O VELHO
Conta-se
que certo moço, no esplendor de sua juventude, estava enfastiado de sua
mocidade e nutria de compulsiva inveja dos anciões de avançada idade. Por onde passava
dizia que os instantes de maior felicidade em sua vida eram aqueles em que se
imaginava velho e de barbas longas e brancas. Por isso, nunca era visto entre
os de sua idade ou fazendo aquilo que normalmente fazem os jovens. Ao
contrário, gostava de frequentar os lugares próprios para os velhos e se
divertir junto com eles nos salões de festas, nos bancos das praças e em outros
ambientes próprios a essa idade.
Com
o decorrer dos anos, esse seu surpreendente apreço pelo senil, levou-o a
adquirir hábitos que se tornaram bizarros aos olhos de quase toda a cidade, e
inaceitáveis para os mais íntimos.

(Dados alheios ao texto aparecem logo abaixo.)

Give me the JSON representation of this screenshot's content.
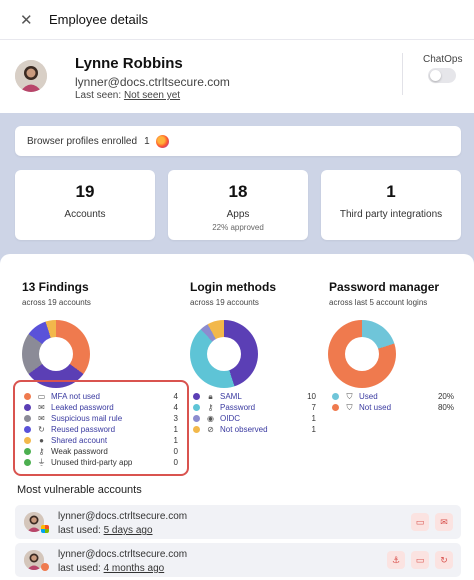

Passou a vestir-se à maneira dos idosos, a
andar de bengala e um tanto giboso como eles; deixou a barba crescer e começou
a se interessar por filosofia e literatura antiga.
Alguns
acreditavam que tinha perdido o juízo e que deveria ser mandado para um
manicômio. "Ou lançado ao asilo", diziam outros com sarcástica ironia.
Quantos aos próprios velhos, as opiniões entre eles divergiam. Havia aqueles
que viam os gestos do moço como um exemplo inspirador de veneração e respeito,
e que, por seus próprios méritos, mereciam ser compreendidos e imitados por todos
os outros de sua idade; a maioria, no entanto, seguia pelo mesmo bojo da
multidão, que o tomava como estúpido e alienado.
O
tempo, entretanto, mostrou que o excêntrico modo de agir do mancebo não
indicava qualquer sinal de demência ou alienação. Em vez disso, tornavam-no
cada vez mais gentil e benevolente para com todos, especialmente com os de mais
idade, e de tal modo que conquistou a simpatia e o respeito de todos eles.
Mas
esse mesmo tempo, como bem disse outro bom velho, é um rato roedor das coisas,
que as diminui ou altera no sentido de lhes dar outro aspecto. E foi assim que
envelheceu o nosso jovem.
Aos
setenta anos, sentia-se cansado e saudoso dos velhos anos que não podiam voltar
mais. A velhice o havia surpreendido e agora amava a juventude como nunca havia
amado antes. Amava e desejava o que não podia ter.
Com
o avançar da idade, ficou desgostoso e passou a imitar os moços, a querer ser
novamente jovem. Fez a barba e tentou, em vão, livrar-se da bengala.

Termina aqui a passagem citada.